Kapal lain dengan 180 penumpang diperkirakan telah tenggelam pada awal Desember, kata LSM dan anggota keluarga. Rohingya adalah etnis minoritas yang teraniaya di rumah mereka di Myanmar.
Lebih dari satu juta sekarang tinggal di kamp-kamp yang penuh sesak di Bangladesh selatan menyusul kampanye melawan mereka oleh militer Myanmar yang menurut PBB bisa dianggap sebagai genosida. Kapal penangkap ikan kayu, yang dijejali laki-laki, perempuan dan anak-anak Rohingya, berlayar dari Bangladesh selatan pada 25 November.
Enam hari kemudian, mesin rusak, dan perahu mulai hanyut ke arah barat dari perairan Malaysia ke laut lepas ujung utara Indonesia, dan kemudian ke perairan India di selatan kepulauan Nikobar.
Aktivis dan anggota keluarga sesekali dapat melakukan panggilan telepon ke kapal, dan, bersama dengan Badan Pengungsi PBB, meminta bantuan pihak berwenang India dan Indonesia. Orang-orang di kapal mengatakan mereka kelaparan dan banyak yang meninggal.
Namun, angkatan laut India tampaknya hanya memberi mereka makanan dan air dan menarik mereka kembali ke Indonesia, di mana mereka hanyut ke lepas pantai selama enam hari lagi sampai akhirnya diizinkan mendarat, sekitar 1.200 mil (1.900 km) dari tempat mereka pertama kali mendarat. merancang.
Mereka digambarkan lapar dan lemah setelah menghabiskan sebulan di laut.
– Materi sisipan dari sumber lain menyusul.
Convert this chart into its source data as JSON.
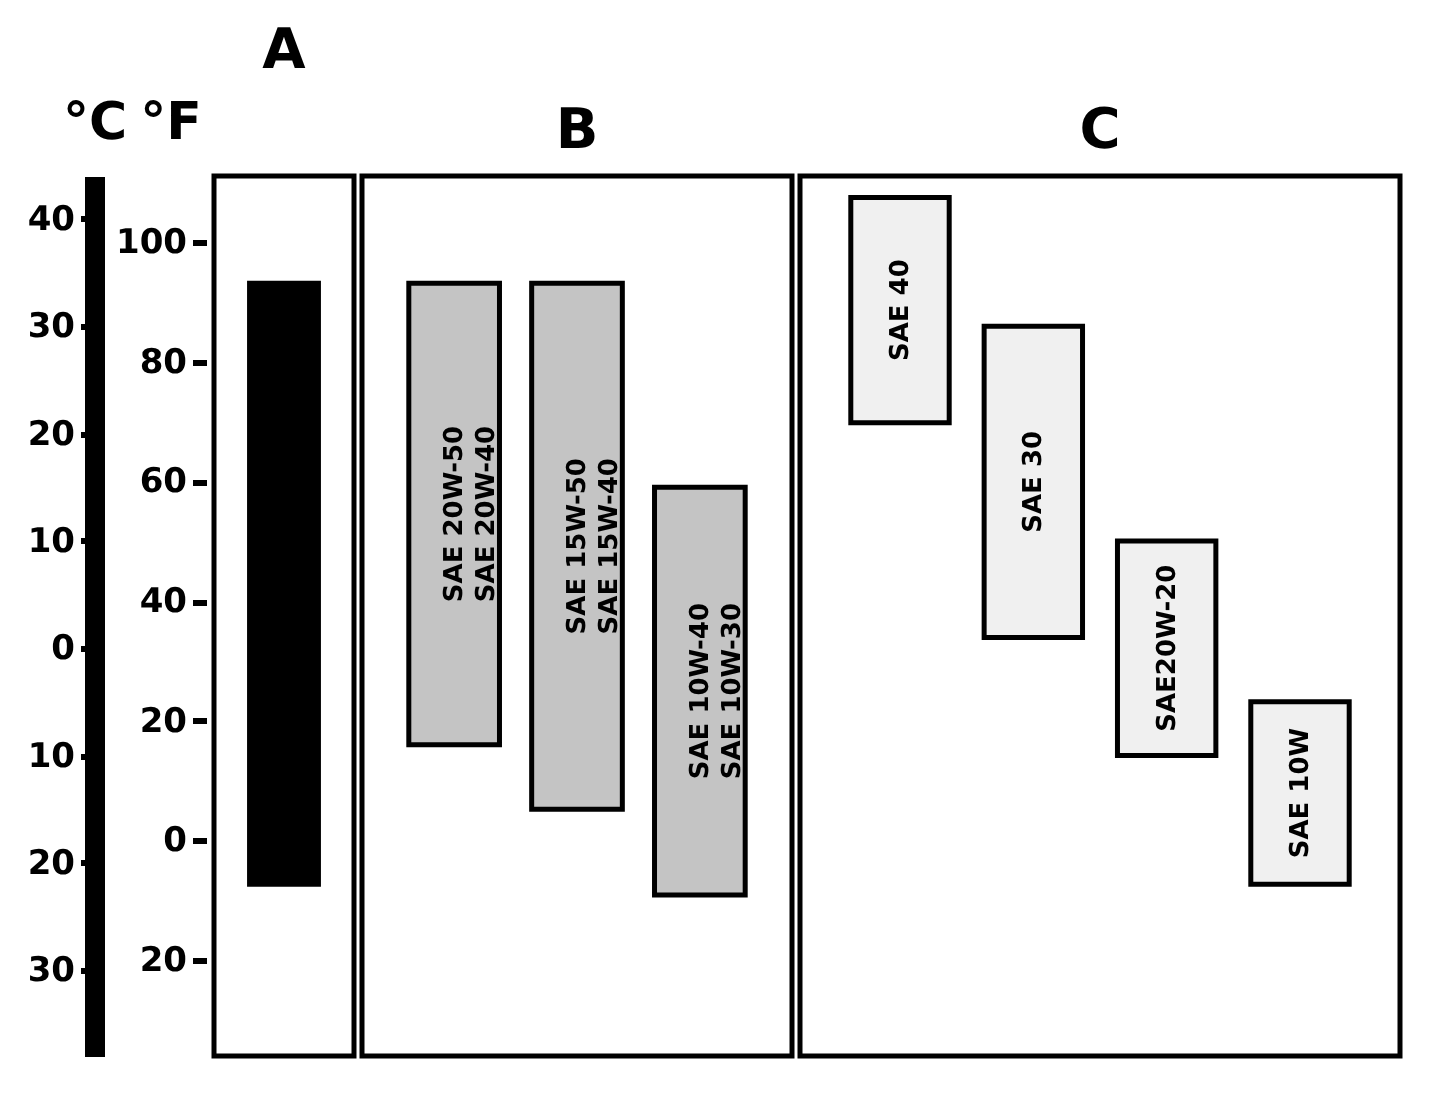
{
  "chart_data": [
    {
      "type": "bar",
      "title": "A",
      "ylabel": "°C",
      "y2label": "°F",
      "categories": [
        null
      ],
      "base": [
        -22
      ],
      "values": [
        56
      ],
      "colors": [
        "#000000"
      ],
      "ylim": [
        -38,
        44
      ],
      "yticks": [
        {
          "value": -30,
          "label": "30"
        },
        {
          "value": -20,
          "label": "20"
        },
        {
          "value": -10,
          "label": "10"
        },
        0,
        10,
        20,
        30,
        40
      ],
      "y2lim": [
        -36,
        111
      ],
      "y2ticks": [
        {
          "value": -20,
          "label": "20"
        },
        0,
        20,
        40,
        60,
        80,
        100
      ],
      "tick_labels": "y"
    },
    {
      "type": "bar",
      "title": "B",
      "categories": [
        "SAE 20W-50\nSAE 20W-40",
        "SAE 15W-50\nSAE 15W-40",
        "SAE 10W-40\nSAE 10W-30"
      ],
      "base": [
        -9,
        -15,
        -23
      ],
      "values": [
        43,
        49,
        38
      ],
      "colors": [
        "#c4c4c4",
        "#c4c4c4",
        "#c4c4c4"
      ],
      "ylim": [
        -38,
        44
      ],
      "tick_labels": false
    },
    {
      "type": "bar",
      "title": "C",
      "categories": [
        "SAE 40",
        "SAE 30",
        "SAE20W-20",
        "SAE 10W"
      ],
      "base": [
        21,
        1,
        -10,
        -22
      ],
      "values": [
        21,
        29,
        20,
        17
      ],
      "colors": [
        "#f0f0f0",
        "#f0f0f0",
        "#f0f0f0",
        "#f0f0f0"
      ],
      "ylim": [
        -38,
        44
      ],
      "tick_labels": false
    }
  ]
}
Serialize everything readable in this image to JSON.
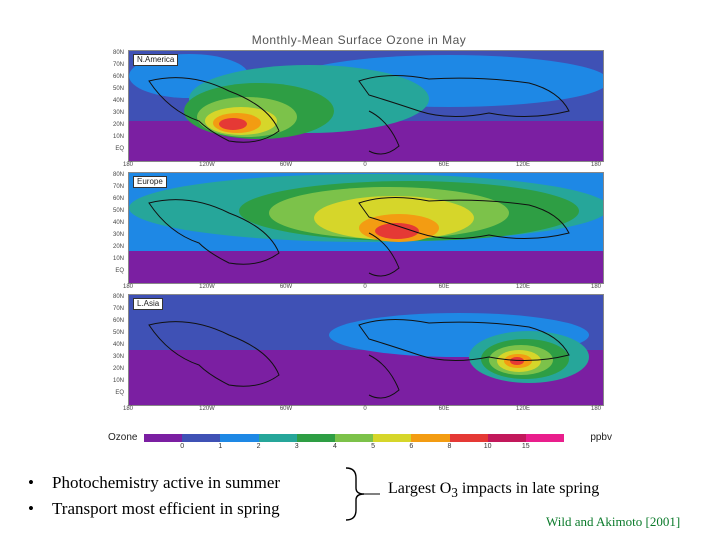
{
  "figure": {
    "title": "Monthly-Mean Surface Ozone in May",
    "lat_ticks": [
      "80N",
      "70N",
      "60N",
      "50N",
      "40N",
      "30N",
      "20N",
      "10N",
      "EQ"
    ],
    "lon_ticks": [
      "180",
      "120W",
      "60W",
      "0",
      "60E",
      "120E",
      "180"
    ],
    "panels": [
      {
        "label": "N.America"
      },
      {
        "label": "Europe"
      },
      {
        "label": "L.Asia"
      }
    ],
    "colorbar": {
      "name": "Ozone",
      "unit": "ppbv",
      "ticks": [
        "0",
        "1",
        "2",
        "3",
        "4",
        "5",
        "6",
        "8",
        "10",
        "15"
      ],
      "colors": [
        "#7b1fa2",
        "#3f51b5",
        "#1e88e5",
        "#26a69a",
        "#2e9e44",
        "#7cc24a",
        "#d6d62a",
        "#f39c12",
        "#e53935",
        "#c2185b",
        "#e91e8c"
      ]
    }
  },
  "bullets": [
    "Photochemistry active in summer",
    "Transport most efficient in spring"
  ],
  "impact": {
    "prefix": "Largest O",
    "subscript": "3",
    "suffix": " impacts in late spring"
  },
  "citation": "Wild and Akimoto [2001]"
}
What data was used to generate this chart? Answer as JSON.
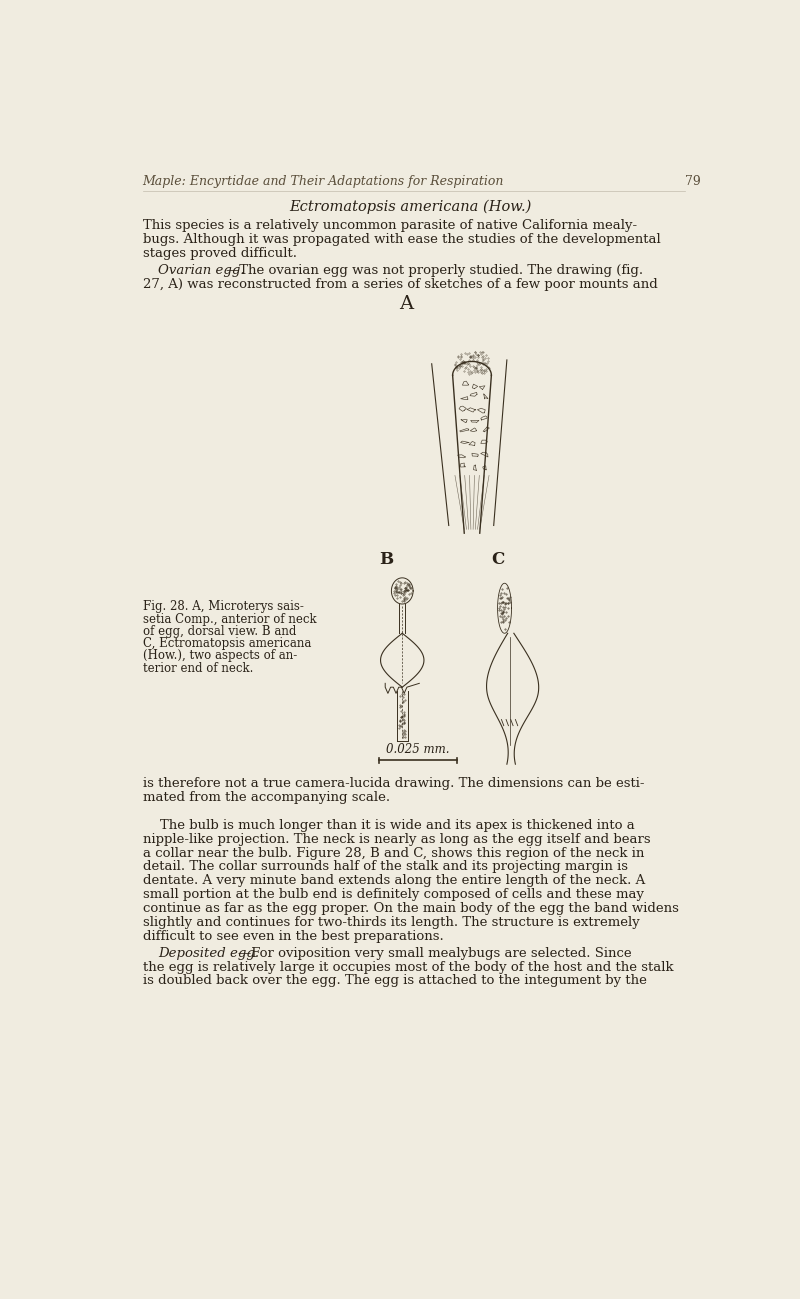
{
  "bg_color": "#f0ece0",
  "page_width": 8.0,
  "page_height": 12.99,
  "header_text": "Maple: Encyrtidae and Their Adaptations for Respiration",
  "header_page": "79",
  "title_text": "Ectromatopsis americana (How.)",
  "fig_label_A": "A",
  "fig_label_B": "B",
  "fig_label_C": "C",
  "fig_caption": "Fig. 28. A, Microterys sais-\nsetia Comp., anterior of neck\nof egg, dorsal view. B and\nC, Ectromatopsis americana\n(How.), two aspects of an-\nterior end of neck.",
  "scale_label": "0.025 mm.",
  "text_color": "#2a2218",
  "ink_color": "#3a3020"
}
Sedikitnya tiga orang dibawa ke rumah sakit.
“Perahu itu mengalami kerusakan mesin dan terbawa angin ke pantai di Desa Ladong di [kabupaten] Aceh Besar,” kata juru bicara itu. “Mereka bilang sudah hanyut di laut selama sebulan.”
Seorang pejabat imigrasi setempat mengatakan kepada AFP bahwa para pengungsi akan ditempatkan sementara di sebuah fasilitas pemerintah.
Sementara itu, badan pengungsi PBB khawatir 180 pengungsi di atas kapal lain mungkin telah meninggal. Juru bicara Babar Baloch mengatakan kerabat telah diberi tahu ada tanda-tanda kapal itu retak: “Kita berbicara tentang orang-orang yang putus asa – pengungsi Rohingya dan keluarga penuh, orang tua dengan anak-anak mereka.”
Organisasi Internasional untuk Migrasi mengatakan telah beberapa kali memperingatkan tentang kapal-kapal yang menuju Malaysia dan Indonesia yang membawa pengungsi yang tidak memiliki makanan atau air selama berminggu-minggu.
Dalam beberapa bulan terakhir, mereka mencoba melarikan diri dari kamp-kamp pengungsi yang penuh sesak di Bangladesh selatan dengan melakukan perjalanan laut berisiko tinggi pada saat-saat seperti ini, setelah musim hujan di wilayah tersebut berlalu, untuk mencoba dan mencapai Malaysia, di mana terdapat banyak masyarakat Rohingya.
Jumlah mereka bertambah karena kondisi yang memburuk di kamp-kamp, sementara lebih banyak orang Rohingya yang masih berada di Myanmar juga mencoba untuk pergi menyusul kudeta militer di sana tahun lalu.
Setidaknya lima kapal diketahui telah pergi dalam dua bulan terakhir.